513.88

гільбертів простір
оператор
резольвента
власне значення
Hilbert space
operator
resolvent
proper value

Застосовуючи методи функціонального аналізу й теорії диференціальних рівнянь, встановлено умову, яка гарантує приналежність даного комплексного числа до резольвентної множини диференціально-граничного оператора типу Штурма-Ліувілля з багатоточково-інтегральними крайовими умовами та побудовано його резольвенту (іншими словами, знайдено умови, достатні для коректного розв’язання відповідного операторного рівняння та знайдено його розв’язок). Описано множину власних значень досліджуваного оператора.
The problem of construction a resolvent in the theory of perturbation is of special importance. In fact, when the relation between the resolvents of perturbed operator and non-perturbed one, as well as the spectral properties of the first are known, one can obtain some information about the properties of the batter (proper value asymptotics, completeness of the proper values system, spectrum nature, etc).
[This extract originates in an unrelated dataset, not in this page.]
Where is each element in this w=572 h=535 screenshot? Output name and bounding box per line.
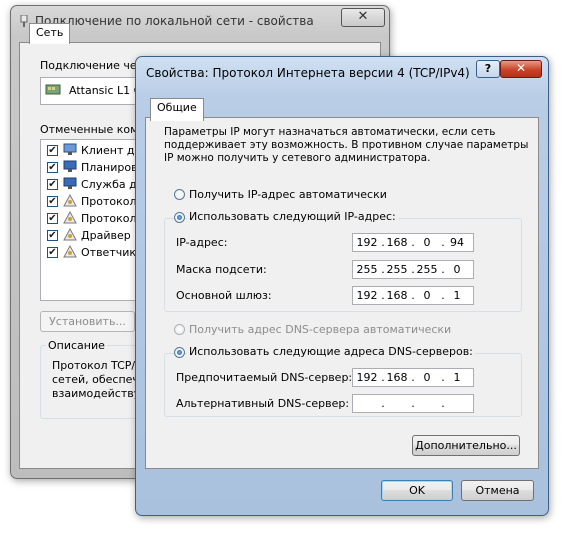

In the case of additive perturbations, this relation is expressed by the Weinstein–Aronszajn type formula, whereas the Krein formula are used in the case, when both the perturbed and the non-perturbed operators are self-adjoint extensions of this symmetric operator. However, these results were obtained under assumption that both the perturbed and the non-perturbed operators have the same domain. Systematic studying of differential-boundary operators with non-classical boundary conditions gave rise to new theoretical operator models in the theory of perturbations, that change not only the operator action law, but also its domain. One of such models is the theory of related operators introduced by V.E. Lyantse who established a connection between resolvents of the related operators. The objective of this paper is to apply the abstract results previously obtained by the author to the case, when the non-perturbed operator is a differential operator acting in the Hilbert space of infinite- dimensional vector-valued functions. Using the methods of functional analysis and differential equations, the condition ensuring that a given complex number belongs to the resolvent set of the differential-boundary Sturm– Liouville type operator with multi-points integral boundary conditions have been established and its resolvent has been built. That is, conditions efficient for the corresponding operator equation solution have been established and the solution has been found. The set of proper values of the operator has been described. The obtained results are theoretical, but they can be applied while solving the operator equations and studying the spectral characteristics of the operators under consideration.